Considerar “democráticos” sin más, a nuestro país y a los de nuestro entorno, es por lo menos una enorme exageración. Incluso en el plano político-jurídico los déficits democráticos son visibles: sistema electoral  que favorece las oligarquías partidarias y que no respeta el principio del valor igual de los votos, exclusión de la población residente que no posee la nacionalidad española, influencia decisiva de los grandes grupos económicos y mediáticos en la formación de la opinión pública, etc. El reciente fenómeno de los “acampados” ha enfatizado estos déficits al reivindicar una “democracia real”. Pero es solamente un aspecto de la “realidad democrática”. Si las políticas públicas no mejoran el bienestar de la población y no reducen las desigualdades sociales, se está negando la justificación de la democracia “representativa”. Los gobiernos elegidos no son legítimos únicamente por su origen, es preciso que luego se legitimen mediante sus políticas.
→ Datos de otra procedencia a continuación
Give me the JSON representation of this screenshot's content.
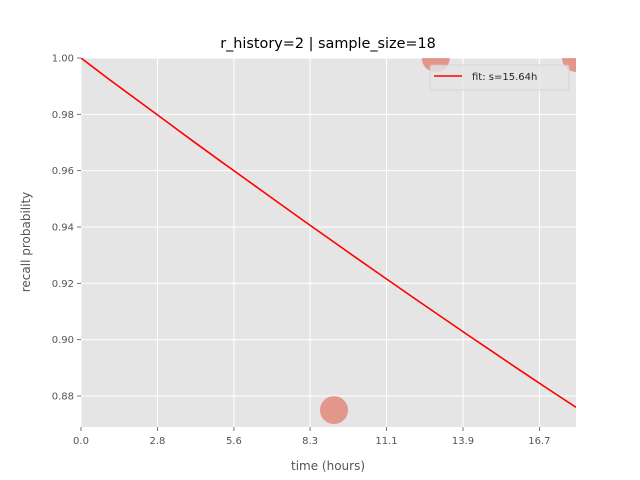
{
  "chart_data": {
    "type": "scatter",
    "title": "r_history=2 | sample_size=18",
    "xlabel": "time (hours)",
    "ylabel": "recall probability",
    "xlim": [
      0,
      18
    ],
    "ylim": [
      0.869,
      1.0
    ],
    "x_ticks": [
      "0.0",
      "2.8",
      "5.6",
      "8.3",
      "11.1",
      "13.9",
      "16.7"
    ],
    "x_tick_values": [
      0.0,
      2.78,
      5.56,
      8.33,
      11.11,
      13.89,
      16.67
    ],
    "y_ticks": [
      "0.88",
      "0.90",
      "0.92",
      "0.94",
      "0.96",
      "0.98",
      "1.00"
    ],
    "y_tick_values": [
      0.88,
      0.9,
      0.92,
      0.94,
      0.96,
      0.98,
      1.0
    ],
    "grid": true,
    "legend_position": "top-right",
    "series": [
      {
        "name": "fit: s=15.64h",
        "kind": "line",
        "color": "#ff0000",
        "half_life_hours": 15.64,
        "x": [
          0,
          1,
          2,
          3,
          4,
          5,
          6,
          7,
          8,
          9,
          10,
          11,
          12,
          13,
          14,
          15,
          16,
          17,
          18
        ],
        "y": [
          1.0,
          0.9926,
          0.9854,
          0.9782,
          0.971,
          0.9639,
          0.9569,
          0.9499,
          0.9429,
          0.936,
          0.9291,
          0.9223,
          0.9155,
          0.9088,
          0.9021,
          0.8955,
          0.8889,
          0.8824,
          0.876
        ]
      },
      {
        "kind": "scatter",
        "color": "#e24a33",
        "points": [
          {
            "x": 9.2,
            "y": 0.875
          },
          {
            "x": 12.9,
            "y": 1.0
          },
          {
            "x": 18.0,
            "y": 1.0
          }
        ]
      }
    ]
  },
  "colors": {
    "axes_bg": "#e5e5e5",
    "grid": "#ffffff",
    "fit_line": "#ff0000",
    "points": "#e24a33"
  }
}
Y las actuales políticas económico-sociales de la UE permiten concluir que no vivimos en países democráticos. La Universidad es la institución más adecuada para hacer esta denuncia, por su conocimiento acumulado, por su independencia y por los valores que se supone que guían su comportamiento público.

 

Recuperar un lenguaje real.

La recuperación de un lenguaje que en vez de crear confusión aporte claridad, que indique las fallas de la sociedad en que vivimos, que señale causas y responsables, que indique salidas y proponga alternativas, que denuncie los lenguajes de la ocultación y de la legitimación de lo existente. Cada día podemos escuchar a algunos políticos o intelectuales prestigiosos denunciando los males del mundo, como si de plagas bíblicas se tratara: el hambre y la miseria, las víctimas de las guerras y los que mueren de sed, los que no tienen casa y los que emigran para sobrevivir, las mujeres que sufren violencia o son objeto de tráfico, las niños abandonados y famélicos, los que mueren de enfermedades endémicas, etc. Pero casi nunca citan a los organismos internacionales como el Fondo Monetario o la Organización mundial de comercio, las multinacionales que explotan la mano de obra de los países pobres y las que no permiten que les lleguen fármacos y alimentos, los entes financieros especuladores y sus cómplices políticos, etc. La vocación política de las ciencias sociales es analizar y denunciar lo que los medios políticos oficiales y los de comunicación nos presentan como algo objetivo, así son las cosas, en el mejor de los casos como una única cara de la realidad. Pero, las causas y los agentes causantes también son otra cara de la realidad, las víctimas y los que resisten son así mismo otra cara y el medio universitario, intelectual y profesional debiera ser la cuarta cara de la realidad, la que explica, denuncia y propone alternativas, la que apoya a los que se enfrentan a esta realidad. Recordemos de nuevo la aparente paradoja de Ernest Bloch: la realidad no es la verdad.